The apartment resident said the threat happened during a tense situation with a neighbor, but they did not immediately report it. That delay became part of the problem. By the time they posted on Reddit, they were wondering whether they had waited too long to do anything about it.
According to the post, the neighbor made vague threats about shooting everyone in the apartment complex. The words may not have been directed at one single person in a neat, specific way, but the meaning was frightening enough. When someone starts talking about shooting people where they live, it does not feel like ordinary venting.
The original Reddit post can be found here: https://www.reddit.com/r/legaladvice/comments/pbfa88/neighbor_made_vague_threats_of_shooting_everyone/
The resident was unsure what counted as reportable. That uncertainty is common in situations where someone makes a threat but has not acted on it yet. People wonder if they are overreacting. They wonder if police will brush it off. They worry that reporting it could make the neighbor angrier if nothing happens.
But living in an apartment complex makes a threat like that feel even more serious. People are stacked wall-to-wall and floor-to-floor. There are families, elderly residents, kids, workers coming home late, people walking dogs, people taking out trash, and neighbors who may have no idea one person in the building is allegedly making violent threats.
The poster’s fear was not only personal. It was about everyone around them. If the neighbor meant what they said, the risk would not stop at one door.
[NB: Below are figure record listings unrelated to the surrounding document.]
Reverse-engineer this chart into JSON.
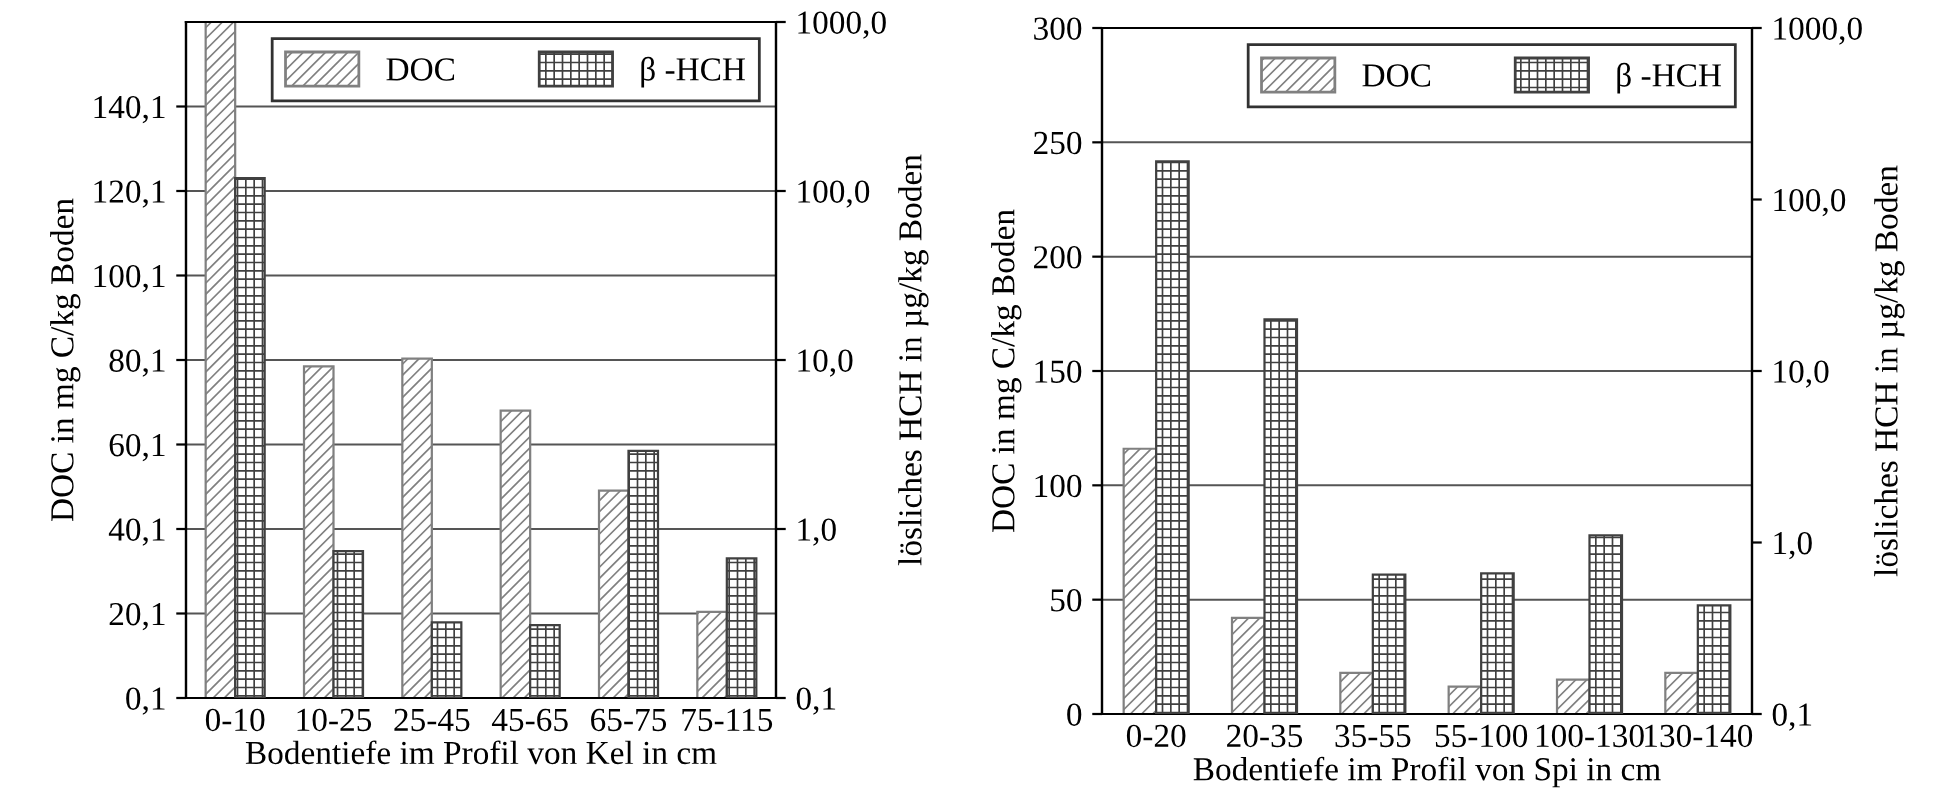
{
  "chart_data": [
    {
      "type": "bar",
      "xlabel": "Bodentiefe im Profil von Kel in cm",
      "ylabel": "DOC in mg C/kg Boden",
      "y2label": "lösliches HCH in µg/kg Boden",
      "categories": [
        "0-10",
        "10-25",
        "25-45",
        "45-65",
        "65-75",
        "75-115"
      ],
      "series": [
        {
          "name": "DOC",
          "color": "#808080",
          "values": [
            160.1,
            78.6,
            80.4,
            68.1,
            49.2,
            20.5
          ]
        },
        {
          "name": "β -HCH",
          "color": "#404040",
          "axis": "y2",
          "values": [
            119,
            0.74,
            0.28,
            0.27,
            2.9,
            0.67
          ]
        }
      ],
      "ylim": [
        0.1,
        160.1
      ],
      "yticks": [
        {
          "value": 0.1,
          "label": "0,1"
        },
        {
          "value": 20.1,
          "label": "20,1"
        },
        {
          "value": 40.1,
          "label": "40,1"
        },
        {
          "value": 60.1,
          "label": "60,1"
        },
        {
          "value": 80.1,
          "label": "80,1"
        },
        {
          "value": 100.1,
          "label": "100,1"
        },
        {
          "value": 120.1,
          "label": "120,1"
        },
        {
          "value": 140.1,
          "label": "140,1"
        }
      ],
      "y2lim": [
        0.1,
        1000
      ],
      "y2ticks": [
        {
          "value": 0.1,
          "label": "0,1"
        },
        {
          "value": 1,
          "label": "1,0"
        },
        {
          "value": 10,
          "label": "10,0"
        },
        {
          "value": 100,
          "label": "100,0"
        },
        {
          "value": 1000,
          "label": "1000,0"
        }
      ],
      "log": "y2",
      "grid": "y",
      "legend": "top right"
    },
    {
      "type": "bar",
      "xlabel": "Bodentiefe im Profil von Spi in cm",
      "ylabel": "DOC in mg C/kg Boden",
      "y2label": "lösliches HCH in µg/kg Boden",
      "categories": [
        "0-20",
        "20-35",
        "35-55",
        "55-100",
        "100-130",
        "130-140"
      ],
      "series": [
        {
          "name": "DOC",
          "color": "#808080",
          "values": [
            116,
            42,
            18,
            12,
            15,
            18
          ]
        },
        {
          "name": "β -HCH",
          "color": "#404040",
          "axis": "y2",
          "values": [
            167,
            20,
            0.65,
            0.66,
            1.1,
            0.43
          ]
        }
      ],
      "ylim": [
        0,
        300
      ],
      "yticks": [
        0,
        50,
        100,
        150,
        200,
        250,
        300
      ],
      "y2lim": [
        0.1,
        1000
      ],
      "y2ticks": [
        {
          "value": 0.1,
          "label": "0,1"
        },
        {
          "value": 1,
          "label": "1,0"
        },
        {
          "value": 10,
          "label": "10,0"
        },
        {
          "value": 100,
          "label": "100,0"
        },
        {
          "value": 1000,
          "label": "1000,0"
        }
      ],
      "log": "y2",
      "grid": "y",
      "legend": "top right"
    }
  ]
}
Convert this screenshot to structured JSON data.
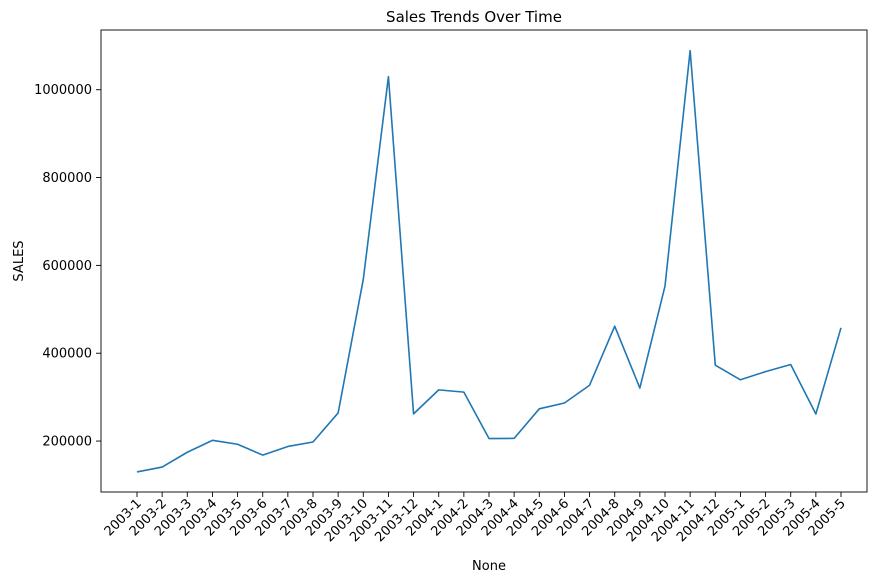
{
  "chart_data": {
    "type": "line",
    "title": "Sales Trends Over Time",
    "xlabel": "None",
    "ylabel": "SALES",
    "categories": [
      "2003-1",
      "2003-2",
      "2003-3",
      "2003-4",
      "2003-5",
      "2003-6",
      "2003-7",
      "2003-8",
      "2003-9",
      "2003-10",
      "2003-11",
      "2003-12",
      "2004-1",
      "2004-2",
      "2004-3",
      "2004-4",
      "2004-5",
      "2004-6",
      "2004-7",
      "2004-8",
      "2004-9",
      "2004-10",
      "2004-11",
      "2004-12",
      "2005-1",
      "2005-2",
      "2005-3",
      "2005-4",
      "2005-5"
    ],
    "series": [
      {
        "values": [
          129754,
          140836,
          174505,
          201610,
          192673,
          168083,
          187731,
          197810,
          263973,
          568291,
          1029838,
          261876,
          316577,
          311419,
          205733,
          206148,
          273438,
          286674,
          327144,
          461501,
          320750,
          552924,
          1089048,
          372803,
          339543,
          358186,
          374262,
          261633,
          457861
        ],
        "color": "#1f77b4"
      }
    ],
    "ylim": [
      84000,
      1136000
    ],
    "yticks": [
      200000,
      400000,
      600000,
      800000,
      1000000
    ],
    "ytick_labels": [
      "200000",
      "400000",
      "600000",
      "800000",
      "1000000"
    ],
    "grid": false,
    "legend": "none"
  }
}
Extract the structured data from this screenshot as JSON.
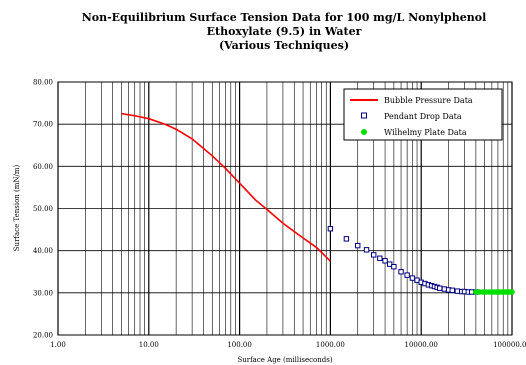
{
  "chart_data": {
    "type": "line",
    "title": [
      "Non-Equilibrium Surface Tension Data for 100 mg/L Nonylphenol",
      "Ethoxylate (9.5) in Water",
      "(Various Techniques)"
    ],
    "xlabel": "Surface Age (milliseconds)",
    "ylabel": "Surface Tension (mN/m)",
    "x_scale": "log",
    "xlim": [
      1,
      100000
    ],
    "ylim": [
      20,
      80
    ],
    "x_ticks": [
      1,
      10,
      100,
      1000,
      10000,
      100000
    ],
    "x_tick_labels": [
      "1.00",
      "10.00",
      "100.00",
      "1000.00",
      "10000.00",
      "100000.00"
    ],
    "y_ticks": [
      20,
      30,
      40,
      50,
      60,
      70,
      80
    ],
    "y_tick_labels": [
      "20.00",
      "30.00",
      "40.00",
      "50.00",
      "60.00",
      "70.00",
      "80.00"
    ],
    "grid": true,
    "legend_position": "top-right",
    "series": [
      {
        "name": "Bubble Pressure Data",
        "style": "line",
        "color": "#ff0000",
        "x": [
          5,
          7,
          10,
          15,
          20,
          30,
          50,
          70,
          100,
          150,
          200,
          300,
          500,
          700,
          1000
        ],
        "y": [
          72.5,
          72.0,
          71.3,
          70.0,
          68.8,
          66.5,
          62.5,
          59.5,
          56.0,
          52.0,
          49.8,
          46.5,
          43.0,
          40.8,
          37.5
        ]
      },
      {
        "name": "Pendant Drop Data",
        "style": "square",
        "color": "#000080",
        "x": [
          1000,
          1500,
          2000,
          2500,
          3000,
          3500,
          4000,
          4500,
          5000,
          6000,
          7000,
          8000,
          9000,
          10000,
          11000,
          12000,
          13000,
          14000,
          15000,
          16000,
          18000,
          20000,
          22000,
          25000,
          28000,
          30000,
          33000,
          36000,
          40000
        ],
        "y": [
          45.2,
          42.8,
          41.2,
          40.2,
          39.0,
          38.2,
          37.6,
          36.8,
          36.2,
          35.0,
          34.2,
          33.5,
          33.0,
          32.5,
          32.2,
          31.9,
          31.7,
          31.5,
          31.3,
          31.1,
          30.9,
          30.7,
          30.6,
          30.4,
          30.3,
          30.3,
          30.2,
          30.2,
          30.2
        ]
      },
      {
        "name": "Wilhelmy Plate Data",
        "style": "circle",
        "color": "#00e000",
        "x": [
          40000,
          44000,
          48000,
          52000,
          56000,
          60000,
          64000,
          68000,
          72000,
          76000,
          80000,
          84000,
          88000,
          92000,
          96000,
          100000
        ],
        "y": [
          30.2,
          30.2,
          30.2,
          30.2,
          30.2,
          30.2,
          30.2,
          30.2,
          30.2,
          30.2,
          30.2,
          30.2,
          30.2,
          30.2,
          30.2,
          30.2
        ]
      }
    ]
  }
}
It could involve hallways, parking lots, balconies, and shared spaces where people have no warning.
The vague nature of the threat seemed to make the poster hesitate. If someone says, “I am going to shoot you tomorrow,” that is easier to recognize as urgent. But when someone says something broader about shooting everyone, people sometimes freeze because they do not know how seriously law enforcement will take it.
That is part of what made the post tense. The resident did not want to accuse someone unfairly, but they also did not want to be the person who ignored a warning sign and later regretted it. The question was not just legal. It was moral and practical: what do you do when someone makes a violent statement that might be empty anger or might be the first sign of something worse?
The apartment setting also raised the issue of management. If a tenant is making threats inside a complex, the leasing office may need to know. Threats of violence could violate lease rules, especially if they make other residents feel unsafe. But management can only respond to what is documented and reported.
By the time the poster asked for advice, the immediate moment had already passed. That did not make the concern disappear. It just made the next step feel less obvious.
Commenters urged the resident to report the threat anyway. Several said it was better to report late than never, especially when the statement involved shooting people in a residential complex. Even if police did not arrest the neighbor, creating a record could matter if more threats followed.
Others told the poster to notify apartment management in writing. A written message would create a paper trail and could force the complex to at least document the complaint. If other tenants had heard similar things, management might already have a pattern developing.
Some commenters said the poster should write down everything they remembered before details faded. That included the exact wording, the date, the time, where it happened, who heard it, and whether the neighbor seemed intoxicated, angry, or unstable.
A few people were careful about expectations. They said a vague threat may not lead to immediate action unless there were additional facts, like the neighbor showing a weapon, naming targets, making repeated threats, or having a known history. But they still said the resident should not keep it to themselves.
The post ended with the resident facing a choice that many people in shared housing dread. Reporting the neighbor might feel awkward or scary. Not reporting it could feel worse if the same neighbor made another threat — or if the threat ever stopped being just words.